La democracia mexicana difícilmente podría tolerar a un personaje como Gutiérrez Barrios. Pero si quiere sobrevivir tanto tiempo como lo hizo el régimen priísta, la democracia mexicana necesita allegarse operadores políticos extraordinarios, hombres que entiendan el poder del Estado y sepan utilizar sus oxidados y olvidados resortes. El reto no es menor, quien se siente en esa silla tendrá que medirse con Slim y López Obrador, con la Maestra y Marcos, con los capos de Sinaloa y el EPR, con Espino y Romero Deschamps, con Ulises Ruiz y la APPO.

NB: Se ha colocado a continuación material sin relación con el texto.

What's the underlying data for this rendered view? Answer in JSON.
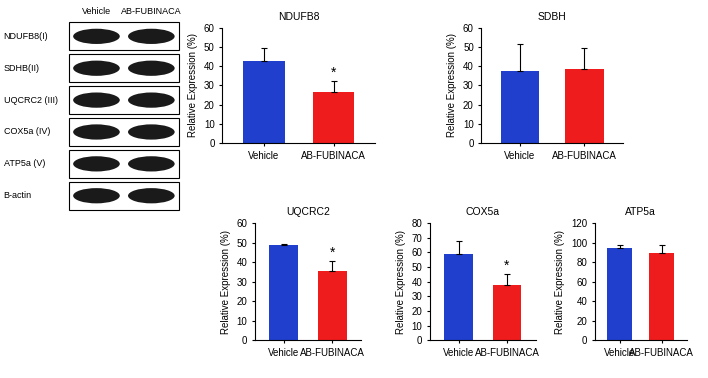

Tras el interregno foxista, la presidencia mexicana vive hoy día el síndrome de la debilidad estructural. Se piensa débil, y actúa como si lo fuera. Su problema fundamental no es falta de fuerza, ni de voluntad de usarla, sino torpeza que deriva en excesos y acaba en parálisis. Su problema es la medianía de sus operadores. En su excelente biografía de Lyndon B. Johnson, Master of the Senate, Robert Caro nos recuerda como ese político logró lo que nadie había podido hacer en casi un siglo: convertirse en el amo del conservador Senado estadounidense y conseguir que aprobara la primera ley federal para hacer efectivo el derecho al voto de los negros estadounidenses. La clave fue su habilidad para encontrar poder donde sus predecesores sólo hallaban razones para la impotencia. Los predecesores de Johnson justificaban su escasa influencia sobre sus colegas: “No tengo nada para ofrecerles, nada con que amenazarlos.” Lyndon B. Johnson si supo encontrar los palos y las zanahorias: “buscó el poder en lugares en los que a ninguno de los líderes previos se les había ocurrido buscarlo –y lo encontró.” Y lo usó para un fin encomiable. Ese olfato extraordinario para el poder, esa habilidad para aplicarlo con mesura y precisión quirúrgica, esa astucia para negociar que hace innecesario el uso de la fuerza, ese sentido de Estado, es el sello que distingue a los grandes operadores políticos.

La presidencia de la democracia mexicana ha sobrevivido hasta ahora con operadores políticos que han oscilado entre mediocres y medianos. Pero en los próximos años necesitara el respaldo de operadores políticos de otros tamaños. Si no por otra cosa porque se avecinan crisis mayores. Será en esos momentos cuando Felipe Calderón lamente no tener esa mirada que infunde miedo a los rivales, esa mirada que sólo funciona cuando tras el Presidente se asoma el respaldo de un tigre verdadero.